Earlier in the season, he had made a duck against Essendon. He's got a memory like an elephant, forgets nothing, and was determined to make up for this rare failure. Straightaway he started accumulating runs. Nothing flash, just like he was playing in a Test match.

That's what stood out about Bill. He played club cricket just as seriously and carefully as if he was playing for Australia.

I was dropped at third slip first ball, but was still there at the close of play. We had 98 by then. Bill said that if I didn't get out in the first hour the next day, we'd win the game. He also told me not to play back to their legspinner. The next day, just after the hour, I played back to the legspinner and was out lbw.

Bill didn't give a single chance in his 282, in almost two and a half days of batting. It was the same whenever he batted. Never looked like getting out.

Earlier in the season, Lawry had made a duck against Essendon. He's got a memory like an elephant, forgets nothing, and was determined to make up for this rare failure

Bill saw the ball much earlier than the rest of us, and at club level didn't appear to have any weaknesses. He judged the ball perfectly outside off stump. Even when the opposition had their state players, Bill dominated, simply by having complete mastery of his game.

Playing with someone that good inspired you to play better yourself. Our middle-order batsman Tom Ryan was a bit of a hitter, but for the final, Bill just said to him. "Cut that out today." Tom scored 82 and put on nearly 200 with Bill.

As a captain, Bill was a hard taskmaster, but people listened to him. He dropped me to No. 11 for one game because I questioned one of his decisions.

The final against Essendon was played at the Albert Ground in Melbourne, the Melbourne Cricket Club's second ground. I'd never seen it so full. As Bill closed in on the target, there was a 70-metre queue outside to get in.
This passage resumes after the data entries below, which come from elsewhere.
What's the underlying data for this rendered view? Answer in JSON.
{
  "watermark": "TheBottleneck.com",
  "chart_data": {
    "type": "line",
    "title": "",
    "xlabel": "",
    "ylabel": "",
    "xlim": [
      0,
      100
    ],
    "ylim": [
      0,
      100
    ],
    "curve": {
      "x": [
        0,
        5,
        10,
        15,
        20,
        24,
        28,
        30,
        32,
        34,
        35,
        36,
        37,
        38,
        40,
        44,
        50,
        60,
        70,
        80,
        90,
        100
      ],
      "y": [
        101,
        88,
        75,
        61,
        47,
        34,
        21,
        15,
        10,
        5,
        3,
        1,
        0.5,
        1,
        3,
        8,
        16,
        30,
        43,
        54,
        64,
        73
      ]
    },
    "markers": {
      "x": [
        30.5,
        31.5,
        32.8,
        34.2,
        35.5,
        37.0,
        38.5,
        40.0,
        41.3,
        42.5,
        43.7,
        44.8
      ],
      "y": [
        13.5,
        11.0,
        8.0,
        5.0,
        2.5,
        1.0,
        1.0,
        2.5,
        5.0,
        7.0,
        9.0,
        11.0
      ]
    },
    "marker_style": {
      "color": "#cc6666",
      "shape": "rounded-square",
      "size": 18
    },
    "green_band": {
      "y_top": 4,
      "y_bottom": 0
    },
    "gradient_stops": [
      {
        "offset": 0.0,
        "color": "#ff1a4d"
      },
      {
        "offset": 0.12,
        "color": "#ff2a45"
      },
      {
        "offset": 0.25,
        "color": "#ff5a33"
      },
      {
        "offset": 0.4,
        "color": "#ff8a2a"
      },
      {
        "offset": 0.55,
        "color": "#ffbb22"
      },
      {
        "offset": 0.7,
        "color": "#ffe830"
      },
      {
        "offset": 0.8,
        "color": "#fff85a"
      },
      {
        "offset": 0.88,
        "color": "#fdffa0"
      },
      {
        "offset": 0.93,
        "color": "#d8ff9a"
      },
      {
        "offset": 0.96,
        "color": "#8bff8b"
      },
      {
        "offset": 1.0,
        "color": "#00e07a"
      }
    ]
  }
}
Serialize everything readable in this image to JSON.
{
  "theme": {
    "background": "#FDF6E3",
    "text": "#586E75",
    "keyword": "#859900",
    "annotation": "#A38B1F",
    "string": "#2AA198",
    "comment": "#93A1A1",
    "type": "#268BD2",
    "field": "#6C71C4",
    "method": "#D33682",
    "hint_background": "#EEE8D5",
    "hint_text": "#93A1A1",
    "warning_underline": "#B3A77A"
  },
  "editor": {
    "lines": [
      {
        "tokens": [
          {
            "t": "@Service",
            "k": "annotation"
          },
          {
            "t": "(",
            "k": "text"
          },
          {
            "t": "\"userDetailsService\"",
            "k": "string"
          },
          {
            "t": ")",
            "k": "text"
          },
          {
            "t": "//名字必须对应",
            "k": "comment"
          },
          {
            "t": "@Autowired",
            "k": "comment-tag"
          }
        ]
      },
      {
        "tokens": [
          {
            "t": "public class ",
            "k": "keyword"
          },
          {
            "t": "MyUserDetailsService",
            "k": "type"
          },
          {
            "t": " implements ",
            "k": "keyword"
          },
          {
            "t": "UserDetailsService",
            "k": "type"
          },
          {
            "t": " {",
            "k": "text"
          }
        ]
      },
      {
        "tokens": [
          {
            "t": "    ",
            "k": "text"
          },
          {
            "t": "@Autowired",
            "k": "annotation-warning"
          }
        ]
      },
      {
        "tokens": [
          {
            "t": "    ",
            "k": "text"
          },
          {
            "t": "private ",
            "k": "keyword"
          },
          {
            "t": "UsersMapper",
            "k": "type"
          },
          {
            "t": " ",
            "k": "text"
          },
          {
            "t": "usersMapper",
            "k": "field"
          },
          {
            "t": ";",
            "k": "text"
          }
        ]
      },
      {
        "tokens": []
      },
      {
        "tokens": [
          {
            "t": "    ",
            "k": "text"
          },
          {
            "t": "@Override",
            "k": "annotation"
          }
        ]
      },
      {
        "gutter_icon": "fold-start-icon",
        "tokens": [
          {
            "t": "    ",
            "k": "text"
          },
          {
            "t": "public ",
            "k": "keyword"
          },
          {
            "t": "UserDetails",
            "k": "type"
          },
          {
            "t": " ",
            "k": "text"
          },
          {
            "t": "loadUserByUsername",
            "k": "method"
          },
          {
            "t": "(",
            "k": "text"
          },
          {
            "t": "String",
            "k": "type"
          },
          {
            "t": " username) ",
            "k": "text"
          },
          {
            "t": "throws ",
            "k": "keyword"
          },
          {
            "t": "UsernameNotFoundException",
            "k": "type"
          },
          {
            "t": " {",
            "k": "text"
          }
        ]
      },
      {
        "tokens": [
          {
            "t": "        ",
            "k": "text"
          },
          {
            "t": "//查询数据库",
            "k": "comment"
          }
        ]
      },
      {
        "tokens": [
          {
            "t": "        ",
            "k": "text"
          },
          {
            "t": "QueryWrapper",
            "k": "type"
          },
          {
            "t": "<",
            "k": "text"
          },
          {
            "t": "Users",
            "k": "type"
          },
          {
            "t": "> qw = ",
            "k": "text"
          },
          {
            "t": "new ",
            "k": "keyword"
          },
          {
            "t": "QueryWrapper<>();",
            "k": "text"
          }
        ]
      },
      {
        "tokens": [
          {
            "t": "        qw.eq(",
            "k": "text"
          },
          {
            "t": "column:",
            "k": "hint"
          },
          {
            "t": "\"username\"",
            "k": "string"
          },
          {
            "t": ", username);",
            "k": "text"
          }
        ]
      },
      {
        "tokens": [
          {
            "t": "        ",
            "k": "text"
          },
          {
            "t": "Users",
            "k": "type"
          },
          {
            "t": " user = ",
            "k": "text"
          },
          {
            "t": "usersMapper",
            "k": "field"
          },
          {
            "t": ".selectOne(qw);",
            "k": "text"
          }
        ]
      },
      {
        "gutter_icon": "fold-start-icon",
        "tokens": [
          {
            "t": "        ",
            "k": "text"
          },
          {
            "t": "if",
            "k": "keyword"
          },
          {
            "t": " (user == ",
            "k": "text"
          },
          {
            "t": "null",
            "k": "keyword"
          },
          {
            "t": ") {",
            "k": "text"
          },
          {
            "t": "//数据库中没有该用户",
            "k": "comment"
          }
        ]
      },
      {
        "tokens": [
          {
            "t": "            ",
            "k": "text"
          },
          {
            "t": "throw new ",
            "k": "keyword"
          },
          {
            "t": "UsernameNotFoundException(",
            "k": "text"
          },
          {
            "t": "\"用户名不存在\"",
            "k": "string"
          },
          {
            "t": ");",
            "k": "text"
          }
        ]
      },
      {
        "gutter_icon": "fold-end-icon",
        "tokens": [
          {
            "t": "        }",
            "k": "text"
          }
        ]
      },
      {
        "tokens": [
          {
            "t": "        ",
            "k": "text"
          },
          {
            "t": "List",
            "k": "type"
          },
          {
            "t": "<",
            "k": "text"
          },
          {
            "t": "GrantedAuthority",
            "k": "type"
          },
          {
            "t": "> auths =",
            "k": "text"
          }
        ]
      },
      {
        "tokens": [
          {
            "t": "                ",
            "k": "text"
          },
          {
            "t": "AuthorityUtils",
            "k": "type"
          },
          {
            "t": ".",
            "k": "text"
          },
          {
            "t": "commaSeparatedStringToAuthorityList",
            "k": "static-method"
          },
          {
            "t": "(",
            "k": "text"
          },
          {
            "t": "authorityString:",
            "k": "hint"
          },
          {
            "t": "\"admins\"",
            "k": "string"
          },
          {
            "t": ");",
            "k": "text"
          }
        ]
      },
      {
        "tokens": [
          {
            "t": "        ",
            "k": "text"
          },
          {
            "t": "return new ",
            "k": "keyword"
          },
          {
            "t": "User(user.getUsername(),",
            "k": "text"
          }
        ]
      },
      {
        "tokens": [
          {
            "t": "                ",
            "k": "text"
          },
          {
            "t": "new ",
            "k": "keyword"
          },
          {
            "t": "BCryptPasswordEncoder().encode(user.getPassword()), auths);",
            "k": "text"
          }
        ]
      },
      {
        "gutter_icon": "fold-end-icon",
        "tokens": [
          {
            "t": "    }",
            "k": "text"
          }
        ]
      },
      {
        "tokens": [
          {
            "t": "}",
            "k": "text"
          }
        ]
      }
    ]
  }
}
Wayne Robinson played for Northcote Cricket Club in Victoria

Comments have now been closed for this article

  • Rowayton on October 10, 2016, 0:50 GMT

    One of my memories of Bill Lawry is the newspaper sellers at the SCG advertising their wares with the shout "Something to read while Lawry's batting". Bill never gave his wicket away,ever, and if it took him 5 hours to make 57 (which it did in one Test in 62/3), then bad luck. Mind you, he was one of the better players of the hook shot I have seen. If fast bowlers bowled short to him, he'd slaughter them.

  • gujratwalla on October 9, 2016, 15:48 GMT

    I was lucky to see this gritty,brave batsman when he captained the touring Australians in 1968. By all means England were the stronger side but Lawry and his young team performed well enough to draw the series.Lawry's skill was evident in the back to wall hundred he made in the last Test. One of the best players of genuine fast bowling in that era.

  •   Venkatesh Venkatesh on October 9, 2016, 2:39 GMT

    William Morris Lawry was no doubt best opening batsman then and he keeps one end going even at any tiring circumstances but his approach to the any game irks every body that caused his sacking from Australian team way back in 1970 and his programmatic approach was more irritating then anything else but millions of viewers enjoys his commentary on channel 9 even today because of his in depth knowledge of the game and here also he is bit serious also. As a school going kid how he blocked every ball with John Gleeson touring match against South Zone in Central College grounds is still in fresh in my memory when his team was cornered by one of the best spinners we had and saw Australia drew the match. Good luck Bill

  • dunger.bob on October 9, 2016, 2:21 GMT

    Out of all that old time mob Bill is definitely my favourite. He's an absolute legend in my mind. What's not too love about a gentlemanly but excitable cricket tragic pigeon fancier?